James Pennington, a chemistry professor who took over the road show about a decade ago, called on donors to volunteer and assist him in a variety of experiments. Attendees craned their necks and stood up to get a better view of the test tubes and beakers at the front of the room during his presentation.
“This is usually a presentation for kids, so I’m gonna ask you all a favor: Bring out your inner 12-year-old and come along for the ride,” Pennington said, to laughs from the attendees. “I hope to provide some information for you, but honestly, I’m really not expecting people to remember what I say. hope that what people remember when they see the Chemistry Road Show is the experience, and to take away a deeper appreciation for science and the joy of science.”
Next to two A&M self-driving vehicles, engineering professor Srikanth Saripalli got attendees laughing when he asked, “How many of you do not want to get into a self-driving car?” and dozens of hands went up.
Saripalli said research showed older people were less likely to trust autonomous vehicles. By the end of Saripalli’s presentation, a line had formed to ride in the self-driving cars on hand.
“Why self-driving cars? That’s the question I get asked most. One is safety,” Saripalli said. More than 90 percent of U.S. car-related fatalities were chalked up to driver error, he said. He also noted that most drives people make are within a five-mile radius of their home, and that those drives being automated could provide a health benefit for society.
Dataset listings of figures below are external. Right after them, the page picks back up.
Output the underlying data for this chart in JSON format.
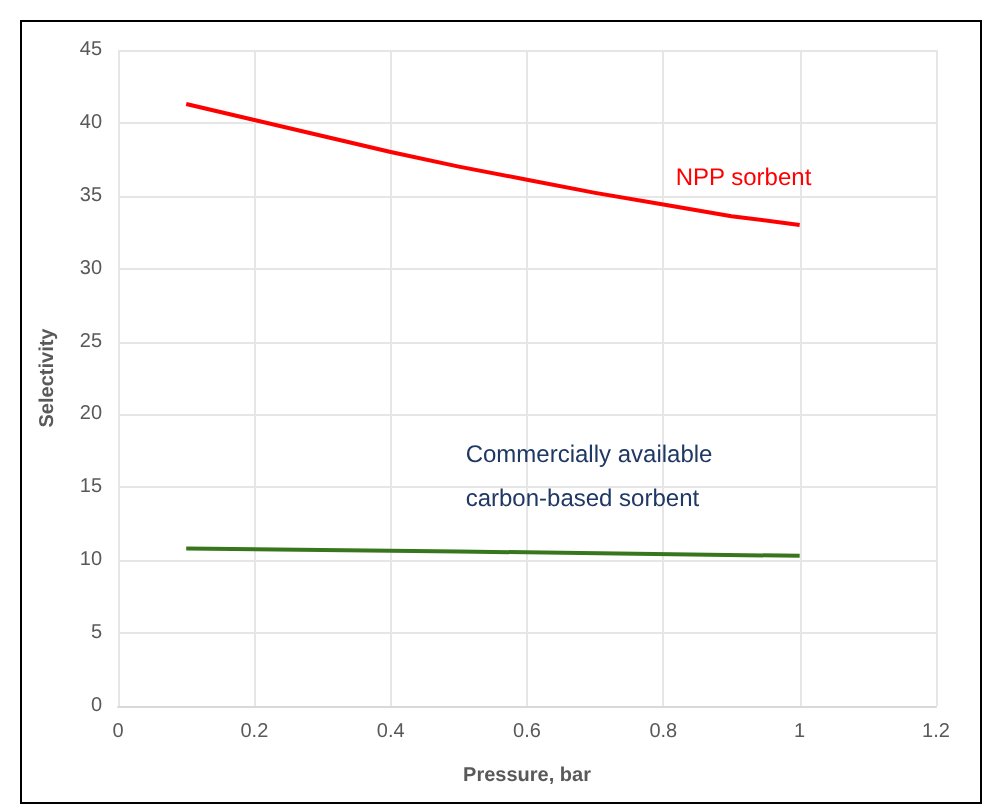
{
  "chart_data": {
    "type": "line",
    "xlabel": "Pressure, bar",
    "ylabel": "Selectivity",
    "xlim": [
      0,
      1.2
    ],
    "xticks": [
      0,
      0.2,
      0.4,
      0.6,
      0.8,
      1,
      1.2
    ],
    "ylim": [
      0,
      45
    ],
    "yticks": [
      0,
      5,
      10,
      15,
      20,
      25,
      30,
      35,
      40,
      45
    ],
    "grid": true,
    "marker": "none",
    "line_style": "solid",
    "legend": false,
    "series": [
      {
        "name": "NPP sorbent",
        "color": "#ff0000",
        "x": [
          0.1,
          0.2,
          0.3,
          0.4,
          0.5,
          0.6,
          0.7,
          0.8,
          0.9,
          1.0
        ],
        "values": [
          41.3,
          40.2,
          39.1,
          38.0,
          37.0,
          36.1,
          35.2,
          34.4,
          33.6,
          33.0
        ]
      },
      {
        "name": "Commercially available carbon-based sorbent",
        "color": "#38761d",
        "x": [
          0.1,
          0.5,
          1.0
        ],
        "values": [
          10.8,
          10.6,
          10.3
        ]
      }
    ]
  }
}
“The life-saving estimates for driverless cars are on par with the efficacy of modern vaccines, which save 42,000 lives for each U.S. birth cohort,” Saripalli said.
Richard G. “Dick” Ghiselin, a donor and member of the A&M class of 1960, said he was impressed by the technology and research displayed throughout the event.
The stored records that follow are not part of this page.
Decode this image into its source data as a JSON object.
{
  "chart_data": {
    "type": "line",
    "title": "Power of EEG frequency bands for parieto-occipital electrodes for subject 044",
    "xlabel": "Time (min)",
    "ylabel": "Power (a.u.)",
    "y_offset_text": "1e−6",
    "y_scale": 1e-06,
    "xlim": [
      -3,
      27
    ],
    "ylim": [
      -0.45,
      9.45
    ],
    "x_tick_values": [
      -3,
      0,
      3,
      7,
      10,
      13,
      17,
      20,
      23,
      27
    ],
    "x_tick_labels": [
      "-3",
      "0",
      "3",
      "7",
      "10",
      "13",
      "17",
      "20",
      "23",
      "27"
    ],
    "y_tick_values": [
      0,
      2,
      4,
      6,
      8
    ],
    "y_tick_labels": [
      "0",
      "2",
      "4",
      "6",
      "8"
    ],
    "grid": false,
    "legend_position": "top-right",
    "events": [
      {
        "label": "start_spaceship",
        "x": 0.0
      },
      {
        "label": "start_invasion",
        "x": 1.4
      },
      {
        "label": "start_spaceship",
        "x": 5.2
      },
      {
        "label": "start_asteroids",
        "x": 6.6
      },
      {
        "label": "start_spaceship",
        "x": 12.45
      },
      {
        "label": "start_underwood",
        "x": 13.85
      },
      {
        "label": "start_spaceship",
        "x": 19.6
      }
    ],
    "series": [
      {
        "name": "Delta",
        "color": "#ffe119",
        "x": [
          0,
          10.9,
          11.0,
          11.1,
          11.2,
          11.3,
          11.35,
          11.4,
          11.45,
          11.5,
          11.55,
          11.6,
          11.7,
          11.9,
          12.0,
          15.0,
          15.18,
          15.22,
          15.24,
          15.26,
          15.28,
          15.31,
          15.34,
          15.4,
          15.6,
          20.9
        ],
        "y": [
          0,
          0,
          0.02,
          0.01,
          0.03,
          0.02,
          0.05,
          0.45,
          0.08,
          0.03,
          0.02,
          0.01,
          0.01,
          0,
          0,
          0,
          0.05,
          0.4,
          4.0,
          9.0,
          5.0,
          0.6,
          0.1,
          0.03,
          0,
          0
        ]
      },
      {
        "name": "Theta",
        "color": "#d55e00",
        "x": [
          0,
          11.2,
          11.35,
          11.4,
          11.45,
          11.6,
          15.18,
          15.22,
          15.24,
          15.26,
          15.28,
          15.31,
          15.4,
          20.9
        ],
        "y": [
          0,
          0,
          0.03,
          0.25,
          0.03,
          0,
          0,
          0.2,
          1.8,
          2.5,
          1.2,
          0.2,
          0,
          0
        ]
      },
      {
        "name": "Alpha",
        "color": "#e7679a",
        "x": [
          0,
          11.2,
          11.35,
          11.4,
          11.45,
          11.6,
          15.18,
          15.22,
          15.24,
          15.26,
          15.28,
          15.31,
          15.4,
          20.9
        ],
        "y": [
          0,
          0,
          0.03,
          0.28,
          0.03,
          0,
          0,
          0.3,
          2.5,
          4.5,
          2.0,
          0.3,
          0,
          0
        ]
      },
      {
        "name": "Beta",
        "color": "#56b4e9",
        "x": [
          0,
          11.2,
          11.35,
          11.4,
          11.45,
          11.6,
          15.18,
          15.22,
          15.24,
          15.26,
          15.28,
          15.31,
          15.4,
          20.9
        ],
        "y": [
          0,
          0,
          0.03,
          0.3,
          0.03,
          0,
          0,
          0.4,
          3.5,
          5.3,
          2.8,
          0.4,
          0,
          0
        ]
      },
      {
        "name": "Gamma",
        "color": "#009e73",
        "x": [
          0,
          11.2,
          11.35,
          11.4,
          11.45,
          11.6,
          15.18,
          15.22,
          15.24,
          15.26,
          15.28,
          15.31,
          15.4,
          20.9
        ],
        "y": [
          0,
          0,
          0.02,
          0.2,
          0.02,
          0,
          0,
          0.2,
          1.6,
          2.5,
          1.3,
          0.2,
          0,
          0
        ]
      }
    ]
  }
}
“This is characteristic of Texas A&M,” Ghiselin said. “They do things in a big way, and they also do things in a good way. The cutting-edge technology being applied at A&M is keeping up with everybody, if not leading everybody.”
A&M President Michael K. Young gave a keynote address following the presentations. In a statement, he expressed gratitude to the Texas A&M Foundation for their work planning the event and to the donors who attended.